Veterans Affairs honors waters for commitment to women’s veterans
Veterans Affairs Secretary Robert A. McDonald (l), and Elisa M. Basnight, director of the Center for Women Veterans.
VA Secretary Robert A. McDonald (far left) joined VA leaders and champions of women veterans to honor Congresswoman Maxine Waters (CA-43) for her work to create the Center for Women Veterans in 1994.
By Christopher Spina
WASHINGTON, D.C. – The Department of Veterans’ Affairs (VA) has honored Congresswoman Maxine Waters (CA-43) for her years of work on behalf of America’s women veterans.
In a ceremony that took place in Washington, D.C., Waters was honored by VA Secretary Bob McDonald for her work in creating the Center for Women Veterans, a special bureau within the VA that advocates for women veterans by ensuring health care benefits and other programs are effectively meeting women’s needs.

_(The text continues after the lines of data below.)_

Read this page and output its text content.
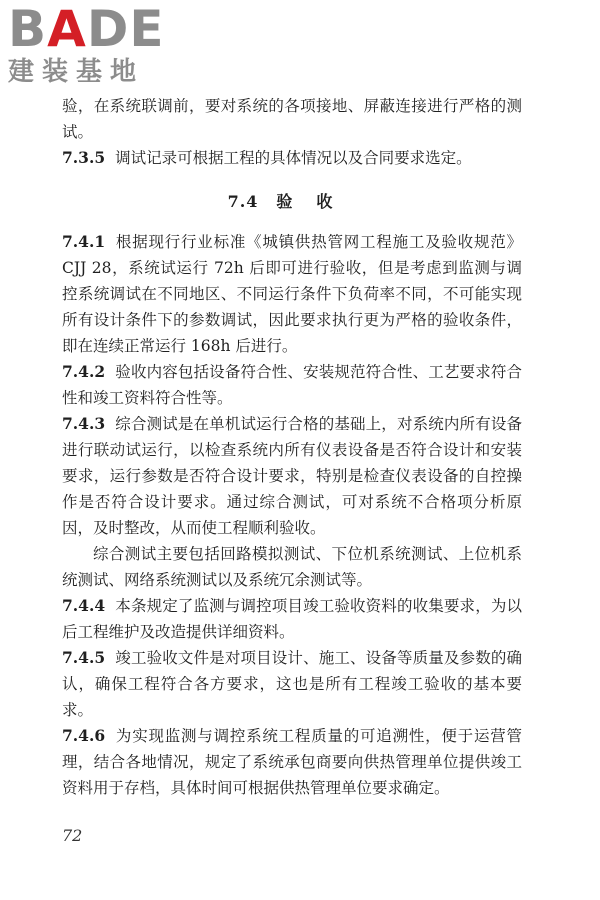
BADE
建装基地

验，在系统联调前，要对系统的各项接地、屏蔽连接进行严格的测试。

7.3.5 调试记录可根据工程的具体情况以及合同要求选定。

7.4 验收

7.4.1 根据现行行业标准《城镇供热管网工程施工及验收规范》CJJ 28，系统试运行 72h 后即可进行验收，但是考虑到监测与调控系统调试在不同地区、不同运行条件下负荷率不同，不可能实现所有设计条件下的参数调试，因此要求执行更为严格的验收条件，即在连续正常运行 168h 后进行。

7.4.2 验收内容包括设备符合性、安装规范符合性、工艺要求符合性和竣工资料符合性等。

7.4.3 综合测试是在单机试运行合格的基础上，对系统内所有设备进行联动试运行，以检查系统内所有仪表设备是否符合设计和安装要求，运行参数是否符合设计要求，特别是检查仪表设备的自控操作是否符合设计要求。通过综合测试，可对系统不合格项分析原因，及时整改，从而使工程顺利验收。

综合测试主要包括回路模拟测试、下位机系统测试、上位机系统测试、网络系统测试以及系统冗余测试等。

7.4.4 本条规定了监测与调控项目竣工验收资料的收集要求，为以后工程维护及改造提供详细资料。

7.4.5 竣工验收文件是对项目设计、施工、设备等质量及参数的确认，确保工程符合各方要求，这也是所有工程竣工验收的基本要求。

7.4.6 为实现监测与调控系统工程质量的可追溯性，便于运营管理，结合各地情况，规定了系统承包商要向供热管理单位提供竣工资料用于存档，具体时间可根据供热管理单位要求确定。

72
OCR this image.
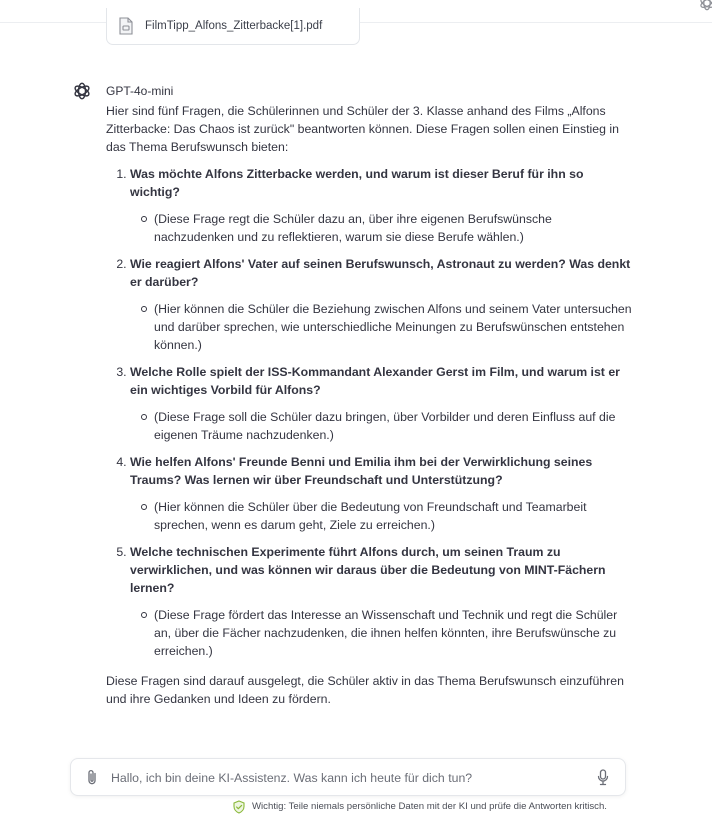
FilmTipp_Alfons_Zitterbacke[1].pdf
GPT-4o-mini

Hier sind fünf Fragen, die Schülerinnen und Schüler der 3. Klasse anhand des Films „Alfons Zitterbacke: Das Chaos ist zurück" beantworten können. Diese Fragen sollen einen Einstieg in das Thema Berufswunsch bieten:

1. Was möchte Alfons Zitterbacke werden, und warum ist dieser Beruf für ihn so wichtig?
(Diese Frage regt die Schüler dazu an, über ihre eigenen Berufswünsche nachzudenken und zu reflektieren, warum sie diese Berufe wählen.)
2. Wie reagiert Alfons' Vater auf seinen Berufswunsch, Astronaut zu werden? Was denkt er darüber?
(Hier können die Schüler die Beziehung zwischen Alfons und seinem Vater untersuchen und darüber sprechen, wie unterschiedliche Meinungen zu Berufswünschen entstehen können.)
3. Welche Rolle spielt der ISS-Kommandant Alexander Gerst im Film, und warum ist er ein wichtiges Vorbild für Alfons?
(Diese Frage soll die Schüler dazu bringen, über Vorbilder und deren Einfluss auf die eigenen Träume nachzudenken.)
4. Wie helfen Alfons' Freunde Benni und Emilia ihm bei der Verwirklichung seines Traums? Was lernen wir über Freundschaft und Unterstützung?
(Hier können die Schüler über die Bedeutung von Freundschaft und Teamarbeit sprechen, wenn es darum geht, Ziele zu erreichen.)
5. Welche technischen Experimente führt Alfons durch, um seinen Traum zu verwirklichen, und was können wir daraus über die Bedeutung von MINT-Fächern lernen?
(Diese Frage fördert das Interesse an Wissenschaft und Technik und regt die Schüler an, über die Fächer nachzudenken, die ihnen helfen könnten, ihre Berufswünsche zu erreichen.)

Diese Fragen sind darauf ausgelegt, die Schüler aktiv in das Thema Berufswunsch einzuführen und ihre Gedanken und Ideen zu fördern.

Hallo, ich bin deine KI-Assistenz. Was kann ich heute für dich tun?
Wichtig: Teile niemals persönliche Daten mit der KI und prüfe die Antworten kritisch.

The event was to commemorate the 20th anniversary of the center’s founding. To mark the occasion, Waters participated in a ceremony with McDonald, Center Director Elisa Basnight, and former directors Irene Trowell-Harris, Joan Furey, and Dr. Susan Mather.
“Ranking Member Maxine Waters is the true matriarch of the Center for Women Veterans. It was her work back in 1994 that made the Center a long-overdue reality,” said VA Secretary Robert McDonald.
“After being elected to Congress, one of my first priorities was to introduce legislation that ensured women veterans were informed of their benefits and receiving appropriate care at the VA. And 20 years later, I am so proud to see how the Center has affected change,” said Waters. “By the year 2000, the Center had influenced the VA to provide prenatal and obstetrical care to women veterans. That same year, the VA announced a $3 million dollar investment to lift women veterans out of homelessness, an investment closely followed by Congress enacting legislation to care for children with birth defects born to women veterans of the Vietnam War. The Center has also connected female veterans with public and community service opportunities, while also ensuring the service and contributions of women Veterans and women in the military are properly recognized by our nation and society.”
Before the Center was created, there was a shocking inequality for women veterans trying to access VA benefits. A 1982 report found women were not receiving proper physical examinations at VA facilities. There was no access to basic gynecological care – a serious problem which contributed to women suffering a cancer rate twice that of women in the general population, with gynecological cancers being the most common. And a shocking 57 percent of female veterans did not even know they were eligible for VA services, benefits, and programs.
Acknowledging this problem, in 1993, Waters spearheaded legislation to create a special bureau for women at the VA. That legislation was enacted into law in 1994, creating the Center for Women Veterans to address these problems. As a member of the Veterans’ Affairs Committee, Waters fought to ensure that the creation of the Center was included as part of the “Veterans’ Benefits Improvements Act of 1994,” enacted to provide for veterans of the Persian Gulf War.
Waters added, “Twenty years later, the Center is needed more than ever. Women are the fastest growing population within the DOD and VA. And they still face challenges – like a broken grievance system that forces them out of service more often than it holds predators accountable. I believe that in the future, the Center can take a leadership role in ensuring victims of sexual assault are provided access to the important services they need. And we all must act boldly to offer these victims a path to justice, so that they may come forward without fear.”
Waters received the honor on Wednesday, Nov. 19, 2014.